Hero Light

Secure by Design

Noncustodial wallets work by giving the user a private key that allows them to have full control over their funds when transferring, trading or making purchases.

Noncustodial Technology

Flooz product philosophy is to offer best-in-class infrastructure for token teams that are fully non-custodial, ensuring maximum trust, for their users and Flooz. Flooz does not, nor does it intend to have any access to user funds.

Wallet Authentication

Perfect for experienced DeFi users: Flooz lets holders connect to over 300 Web3 Wallets, from Metamask, Rainbow to WalletConnect v2, including hardware wallets such as Ledger.

Single Sign On (SSO) and email signup embedded wallets

The Flooz Checkout has built-in SSO (via Google, Facebook, Twitter/X) and email sign-up/sign flows. Ideal for capturing users in a simplified flow without requiring them to sign a transaction.

  • Flooz’s mobile-first embedded wallets enable your users to spin up and create a new wallet. We’ve effectively removed the need for your users to download, install, create and set up a wallet. It all now happens on your website, within the Flooz Checkout. Embedded wallets and our best-in-class user experience for Buying Any Token make onboarding new users to your token straightforward.

Security practices for mobile-first embedded wallets

We’ve partnered up with Dynamic to offer mobile-first and secure embedded wallets. Dynamic follows strong security practices.
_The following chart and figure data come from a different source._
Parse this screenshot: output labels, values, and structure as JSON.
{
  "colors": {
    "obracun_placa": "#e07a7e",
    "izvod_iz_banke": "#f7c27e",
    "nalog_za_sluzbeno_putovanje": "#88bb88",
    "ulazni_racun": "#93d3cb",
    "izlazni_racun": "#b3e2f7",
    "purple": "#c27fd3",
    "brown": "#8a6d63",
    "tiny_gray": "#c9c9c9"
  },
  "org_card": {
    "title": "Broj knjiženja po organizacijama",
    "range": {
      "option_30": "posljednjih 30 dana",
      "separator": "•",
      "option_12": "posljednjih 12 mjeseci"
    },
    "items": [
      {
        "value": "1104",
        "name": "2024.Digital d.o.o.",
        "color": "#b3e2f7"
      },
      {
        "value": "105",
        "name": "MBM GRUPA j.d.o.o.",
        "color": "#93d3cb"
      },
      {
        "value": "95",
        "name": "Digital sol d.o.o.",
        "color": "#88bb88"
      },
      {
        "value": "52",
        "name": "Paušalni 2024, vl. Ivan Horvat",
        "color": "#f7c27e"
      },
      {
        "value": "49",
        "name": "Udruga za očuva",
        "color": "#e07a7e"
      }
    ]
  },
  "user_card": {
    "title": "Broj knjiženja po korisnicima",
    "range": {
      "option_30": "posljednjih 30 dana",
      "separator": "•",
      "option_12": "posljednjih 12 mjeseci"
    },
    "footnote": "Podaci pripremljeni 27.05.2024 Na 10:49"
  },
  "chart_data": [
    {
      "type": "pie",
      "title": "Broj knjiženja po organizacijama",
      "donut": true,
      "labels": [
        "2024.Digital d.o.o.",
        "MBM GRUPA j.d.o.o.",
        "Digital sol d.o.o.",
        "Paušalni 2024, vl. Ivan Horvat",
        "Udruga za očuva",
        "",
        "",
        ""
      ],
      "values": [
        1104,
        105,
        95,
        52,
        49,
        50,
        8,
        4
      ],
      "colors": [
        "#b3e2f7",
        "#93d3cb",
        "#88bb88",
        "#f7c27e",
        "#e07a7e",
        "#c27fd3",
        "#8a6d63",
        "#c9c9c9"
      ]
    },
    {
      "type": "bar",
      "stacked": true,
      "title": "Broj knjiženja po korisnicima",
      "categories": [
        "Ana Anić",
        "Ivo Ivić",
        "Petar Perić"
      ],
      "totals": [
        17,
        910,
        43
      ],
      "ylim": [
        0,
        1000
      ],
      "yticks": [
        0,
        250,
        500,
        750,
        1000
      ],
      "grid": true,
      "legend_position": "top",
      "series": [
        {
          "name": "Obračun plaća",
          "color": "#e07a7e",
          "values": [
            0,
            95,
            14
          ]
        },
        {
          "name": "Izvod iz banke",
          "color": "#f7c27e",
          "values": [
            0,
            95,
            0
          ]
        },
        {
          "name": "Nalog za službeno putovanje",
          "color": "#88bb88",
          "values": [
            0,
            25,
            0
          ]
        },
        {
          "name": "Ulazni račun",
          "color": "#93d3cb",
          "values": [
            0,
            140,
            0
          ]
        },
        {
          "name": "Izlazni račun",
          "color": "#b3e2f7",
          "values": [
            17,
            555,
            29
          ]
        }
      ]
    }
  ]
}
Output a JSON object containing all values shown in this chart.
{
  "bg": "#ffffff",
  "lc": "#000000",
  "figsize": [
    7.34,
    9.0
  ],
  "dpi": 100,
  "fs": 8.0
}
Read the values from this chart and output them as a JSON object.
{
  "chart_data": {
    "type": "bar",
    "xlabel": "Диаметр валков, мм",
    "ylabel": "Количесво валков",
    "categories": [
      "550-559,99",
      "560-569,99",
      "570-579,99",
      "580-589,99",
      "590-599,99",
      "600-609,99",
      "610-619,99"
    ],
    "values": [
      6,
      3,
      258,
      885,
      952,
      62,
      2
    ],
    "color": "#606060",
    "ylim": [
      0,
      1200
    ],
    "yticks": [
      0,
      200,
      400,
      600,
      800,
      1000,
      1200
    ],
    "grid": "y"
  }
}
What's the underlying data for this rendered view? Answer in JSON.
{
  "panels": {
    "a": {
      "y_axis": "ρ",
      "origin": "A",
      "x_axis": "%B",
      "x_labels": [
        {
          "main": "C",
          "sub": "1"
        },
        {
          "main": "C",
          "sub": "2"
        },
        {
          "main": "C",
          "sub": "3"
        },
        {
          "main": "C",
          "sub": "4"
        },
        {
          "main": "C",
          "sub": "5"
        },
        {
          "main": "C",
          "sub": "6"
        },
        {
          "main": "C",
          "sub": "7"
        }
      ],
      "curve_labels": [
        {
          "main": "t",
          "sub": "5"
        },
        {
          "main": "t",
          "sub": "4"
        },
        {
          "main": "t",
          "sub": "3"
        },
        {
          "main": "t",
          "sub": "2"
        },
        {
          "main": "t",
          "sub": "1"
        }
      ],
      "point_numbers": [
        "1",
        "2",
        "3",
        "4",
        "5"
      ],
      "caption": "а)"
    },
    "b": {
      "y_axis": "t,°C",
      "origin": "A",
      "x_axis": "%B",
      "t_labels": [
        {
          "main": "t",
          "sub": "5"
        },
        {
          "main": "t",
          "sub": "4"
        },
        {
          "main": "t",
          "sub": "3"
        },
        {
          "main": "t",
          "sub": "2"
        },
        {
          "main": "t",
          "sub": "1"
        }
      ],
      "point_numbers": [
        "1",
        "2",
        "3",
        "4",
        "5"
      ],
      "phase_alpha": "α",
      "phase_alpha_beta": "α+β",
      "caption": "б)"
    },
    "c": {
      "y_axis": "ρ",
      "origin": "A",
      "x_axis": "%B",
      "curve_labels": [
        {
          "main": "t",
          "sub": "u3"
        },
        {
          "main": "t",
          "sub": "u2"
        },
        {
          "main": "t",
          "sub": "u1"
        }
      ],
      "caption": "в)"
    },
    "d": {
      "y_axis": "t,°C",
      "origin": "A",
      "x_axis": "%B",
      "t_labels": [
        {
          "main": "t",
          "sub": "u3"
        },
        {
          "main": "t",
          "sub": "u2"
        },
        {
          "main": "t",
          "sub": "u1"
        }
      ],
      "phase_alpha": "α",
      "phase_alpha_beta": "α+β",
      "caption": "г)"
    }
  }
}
  • Users private keys never leave the wallet

    • When the Flooz Checkout is used on your site, the only information produced by the wallet that Flooz receives is a signed message to prove the wallet ownership. We (or you) don’t have access to the private key.
  • All data transmitted with encryption

    • All data is transmitted with encryption using HTTPS and similar protocols. Furthermore, all data is securely stored with encryption-at-rest using AES-256 or higher standards. We also leverage KMS to protect particularly sensitive data.
  • SOC 2 Type II compliant, with an ongoing bug bounty program

    • Dynamic is SOC 2 Type II compliant, affirming the effectiveness of our security processes and controls. Coupled with our bug bounty program through hackerOne, and partnerships with leading auditors and expert advisors from companies like Okta, Auth0, Zenefits, and others, Dynamic ensures the highest level of security for your data.
  • Dynamic run pen tests with leading providers

    • Dynamic is in the process of completing a white box pen test from Cure53 (October 2023). We periodically run these programs to ensure we maintain best-in-class software security practices.